87
votes

I observe substantial speedups in data transfer when I use pinned memory for CUDA data transfers. On linux, the underlying system call for achieving this is mlock. From the man page of mlock, it states that locking the page prevents it from being swapped out:

mlock() locks pages in the address range starting at addr and continuing for len bytes. All pages that contain a part of the specified address range are guaranteed to be resident in RAM when the call returns successfully;

In my tests, I had a fews gigs of free memory on my system so there was never any risk that the memory pages could've been swapped out yet I still observed the speedup. Can anyone explain what's really going on here?, any insight or info is much appreciated.

3
Did you measure time of mlock itself?osgx
No, the actual time taken to execute the mlock call is presumed to be negligible(if that's what you're asking). The real overhead is the actual data transfer, which in my algorithm is a significant fraction of total cycle time.Gearoid Murphy
What is your CPU? Maybe, NUMA-enabled nodes will not benefit from simple mlock().osgx
AMD Phenom(tm) II X4 970 ProcessorGearoid Murphy

3 Answers

90
votes

CUDA Driver checks, if the memory range is locked or not and then it will use a different codepath. Locked memory is stored in the physical memory (RAM), so device can fetch it w/o help from CPU (DMA, aka Async copy; device only need list of physical pages). Not-locked memory can generate a page fault on access, and it is stored not only in memory (e.g. it can be in swap), so driver need to access every page of non-locked memory, copy it into pinned buffer and pass it to DMA (Syncronious, page-by-page copy).

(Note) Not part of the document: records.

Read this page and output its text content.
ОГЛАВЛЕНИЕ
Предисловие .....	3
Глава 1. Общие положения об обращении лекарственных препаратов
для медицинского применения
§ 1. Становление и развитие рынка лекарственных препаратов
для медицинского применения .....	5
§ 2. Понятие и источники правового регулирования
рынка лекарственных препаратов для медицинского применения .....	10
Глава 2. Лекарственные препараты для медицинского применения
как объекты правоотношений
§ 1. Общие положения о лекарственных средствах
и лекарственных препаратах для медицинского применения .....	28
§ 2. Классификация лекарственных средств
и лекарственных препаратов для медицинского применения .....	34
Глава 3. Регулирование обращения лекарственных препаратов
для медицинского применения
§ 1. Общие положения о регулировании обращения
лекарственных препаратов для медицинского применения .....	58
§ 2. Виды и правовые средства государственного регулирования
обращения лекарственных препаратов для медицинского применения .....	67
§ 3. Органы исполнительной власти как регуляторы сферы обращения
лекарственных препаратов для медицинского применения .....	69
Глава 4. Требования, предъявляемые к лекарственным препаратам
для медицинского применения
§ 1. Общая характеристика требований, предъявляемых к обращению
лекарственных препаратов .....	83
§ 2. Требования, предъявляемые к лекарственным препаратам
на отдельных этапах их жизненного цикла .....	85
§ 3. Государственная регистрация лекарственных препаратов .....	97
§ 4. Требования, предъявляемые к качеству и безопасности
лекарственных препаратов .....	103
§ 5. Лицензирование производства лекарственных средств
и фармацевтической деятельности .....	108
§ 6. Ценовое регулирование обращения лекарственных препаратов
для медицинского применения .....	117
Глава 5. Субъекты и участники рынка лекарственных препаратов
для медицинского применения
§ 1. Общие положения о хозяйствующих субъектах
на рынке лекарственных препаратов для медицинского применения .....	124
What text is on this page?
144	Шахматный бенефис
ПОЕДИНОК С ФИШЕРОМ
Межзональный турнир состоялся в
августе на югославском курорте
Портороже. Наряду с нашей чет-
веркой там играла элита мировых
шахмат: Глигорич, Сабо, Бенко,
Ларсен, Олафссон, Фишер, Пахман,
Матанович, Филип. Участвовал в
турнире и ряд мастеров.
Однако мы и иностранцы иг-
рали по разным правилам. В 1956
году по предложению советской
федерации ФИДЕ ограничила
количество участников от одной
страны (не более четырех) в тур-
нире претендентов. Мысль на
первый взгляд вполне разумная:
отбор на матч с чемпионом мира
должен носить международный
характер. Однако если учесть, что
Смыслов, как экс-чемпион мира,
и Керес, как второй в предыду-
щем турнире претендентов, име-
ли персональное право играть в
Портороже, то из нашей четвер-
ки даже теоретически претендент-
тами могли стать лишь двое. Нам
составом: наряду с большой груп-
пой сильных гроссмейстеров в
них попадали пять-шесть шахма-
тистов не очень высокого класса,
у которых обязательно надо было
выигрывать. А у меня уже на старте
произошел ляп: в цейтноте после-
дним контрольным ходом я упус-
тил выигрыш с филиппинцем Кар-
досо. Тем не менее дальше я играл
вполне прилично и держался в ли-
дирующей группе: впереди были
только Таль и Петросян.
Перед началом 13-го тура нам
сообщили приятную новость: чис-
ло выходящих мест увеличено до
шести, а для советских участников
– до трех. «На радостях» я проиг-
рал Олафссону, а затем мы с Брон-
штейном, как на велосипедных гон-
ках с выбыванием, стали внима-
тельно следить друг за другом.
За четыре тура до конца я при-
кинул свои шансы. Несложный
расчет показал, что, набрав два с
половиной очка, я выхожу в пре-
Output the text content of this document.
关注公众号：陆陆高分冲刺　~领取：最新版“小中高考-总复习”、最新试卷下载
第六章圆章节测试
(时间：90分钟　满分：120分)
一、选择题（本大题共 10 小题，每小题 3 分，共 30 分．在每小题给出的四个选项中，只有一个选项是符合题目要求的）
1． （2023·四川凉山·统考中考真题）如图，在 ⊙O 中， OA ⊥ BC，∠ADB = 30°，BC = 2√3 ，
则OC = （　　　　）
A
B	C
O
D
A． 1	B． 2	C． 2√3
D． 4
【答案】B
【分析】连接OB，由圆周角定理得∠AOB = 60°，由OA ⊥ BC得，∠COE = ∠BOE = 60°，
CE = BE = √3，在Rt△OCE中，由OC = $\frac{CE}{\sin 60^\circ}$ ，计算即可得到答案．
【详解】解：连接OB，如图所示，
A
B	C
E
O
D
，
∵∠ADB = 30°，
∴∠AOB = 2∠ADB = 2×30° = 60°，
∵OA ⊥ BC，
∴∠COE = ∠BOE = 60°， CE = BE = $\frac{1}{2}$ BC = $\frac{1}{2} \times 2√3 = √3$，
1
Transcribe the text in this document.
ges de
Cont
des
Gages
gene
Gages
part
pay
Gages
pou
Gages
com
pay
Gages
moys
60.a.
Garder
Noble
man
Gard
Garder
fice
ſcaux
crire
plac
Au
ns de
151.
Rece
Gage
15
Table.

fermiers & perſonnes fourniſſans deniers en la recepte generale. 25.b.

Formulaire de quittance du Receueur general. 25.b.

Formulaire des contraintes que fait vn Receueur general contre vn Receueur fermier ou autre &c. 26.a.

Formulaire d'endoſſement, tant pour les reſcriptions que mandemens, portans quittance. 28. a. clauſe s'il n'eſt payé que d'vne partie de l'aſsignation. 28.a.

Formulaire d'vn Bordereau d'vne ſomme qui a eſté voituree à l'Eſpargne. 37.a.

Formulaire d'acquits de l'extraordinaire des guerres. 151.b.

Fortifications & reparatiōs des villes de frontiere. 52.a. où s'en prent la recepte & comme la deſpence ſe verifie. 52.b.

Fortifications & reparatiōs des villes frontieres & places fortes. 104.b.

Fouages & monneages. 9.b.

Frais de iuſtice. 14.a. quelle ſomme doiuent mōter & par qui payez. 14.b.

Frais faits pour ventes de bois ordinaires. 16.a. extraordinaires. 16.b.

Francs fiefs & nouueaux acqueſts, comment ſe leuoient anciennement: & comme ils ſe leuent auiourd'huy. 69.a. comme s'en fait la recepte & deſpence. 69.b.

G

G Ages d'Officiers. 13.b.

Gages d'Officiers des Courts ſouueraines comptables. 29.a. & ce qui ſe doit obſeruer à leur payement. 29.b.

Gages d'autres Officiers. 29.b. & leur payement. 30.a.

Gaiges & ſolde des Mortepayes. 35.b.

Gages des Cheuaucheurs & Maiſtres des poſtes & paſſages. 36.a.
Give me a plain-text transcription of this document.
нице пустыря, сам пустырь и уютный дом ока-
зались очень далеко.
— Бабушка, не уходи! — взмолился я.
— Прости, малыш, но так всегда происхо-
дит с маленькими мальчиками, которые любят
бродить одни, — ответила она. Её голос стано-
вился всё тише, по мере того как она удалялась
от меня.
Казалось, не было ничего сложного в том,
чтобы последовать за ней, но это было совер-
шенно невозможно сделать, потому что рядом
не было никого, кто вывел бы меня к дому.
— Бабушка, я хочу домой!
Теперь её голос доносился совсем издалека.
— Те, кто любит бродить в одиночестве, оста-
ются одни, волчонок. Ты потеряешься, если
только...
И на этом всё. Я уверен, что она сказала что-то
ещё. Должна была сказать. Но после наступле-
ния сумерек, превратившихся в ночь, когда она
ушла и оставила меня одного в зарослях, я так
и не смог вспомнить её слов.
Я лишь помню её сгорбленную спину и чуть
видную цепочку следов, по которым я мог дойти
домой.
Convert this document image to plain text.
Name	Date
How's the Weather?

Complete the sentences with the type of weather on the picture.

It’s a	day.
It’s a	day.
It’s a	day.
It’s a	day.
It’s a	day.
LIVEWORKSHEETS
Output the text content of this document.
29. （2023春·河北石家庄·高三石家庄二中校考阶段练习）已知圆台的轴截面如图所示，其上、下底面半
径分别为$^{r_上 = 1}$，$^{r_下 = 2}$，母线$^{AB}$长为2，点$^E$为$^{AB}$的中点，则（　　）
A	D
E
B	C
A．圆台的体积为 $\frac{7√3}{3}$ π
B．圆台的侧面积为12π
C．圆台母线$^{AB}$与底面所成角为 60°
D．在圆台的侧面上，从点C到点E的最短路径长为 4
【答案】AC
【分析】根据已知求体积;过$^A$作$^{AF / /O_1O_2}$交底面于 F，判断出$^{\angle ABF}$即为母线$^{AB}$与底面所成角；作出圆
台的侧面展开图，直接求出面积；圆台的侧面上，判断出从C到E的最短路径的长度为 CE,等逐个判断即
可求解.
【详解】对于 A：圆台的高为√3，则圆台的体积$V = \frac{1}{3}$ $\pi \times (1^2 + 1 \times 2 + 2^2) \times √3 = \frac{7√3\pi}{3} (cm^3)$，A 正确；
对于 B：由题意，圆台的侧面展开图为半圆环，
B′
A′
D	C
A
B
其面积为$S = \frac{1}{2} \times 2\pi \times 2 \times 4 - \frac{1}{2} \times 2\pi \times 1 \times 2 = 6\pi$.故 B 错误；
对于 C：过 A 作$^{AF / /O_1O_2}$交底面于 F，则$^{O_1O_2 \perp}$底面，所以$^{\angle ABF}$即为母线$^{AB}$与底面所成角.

As described here http://forums.nvidia.com/index.php?showtopic=164661

host memory used by the asynchronous mem copy call needs to be page locked through cudaMallocHost or cudaHostAlloc.

I can also recommend to check cudaMemcpyAsync and cudaHostAlloc manuals at developer.download.nvidia.com. HostAlloc says that cuda driver can detect pinned memory:

The driver tracks the virtual memory ranges allocated with this(cudaHostAlloc) function and automatically accelerates calls to functions such as cudaMemcpy().

18
votes

CUDA use DMA to transfer pinned memory to GPU. Pageable host memory cannot be used with DMA because they may reside on the disk. If the memory is not pinned (i.e. page-locked), it's first copied to a page-locked "staging" buffer and then copied to GPU through DMA. So using the pinned memory you save the time to copy from pageable host memory to page-locked host memory.

5
votes

If the memory pages had not been accessed yet, they were probably never swapped in to begin with. In particular, newly allocated pages will be virtual copies of the universal "zero page" and don't have a physical instantiation until they're written to. New maps of files on disk will likewise remain purely on disk until they're read or written.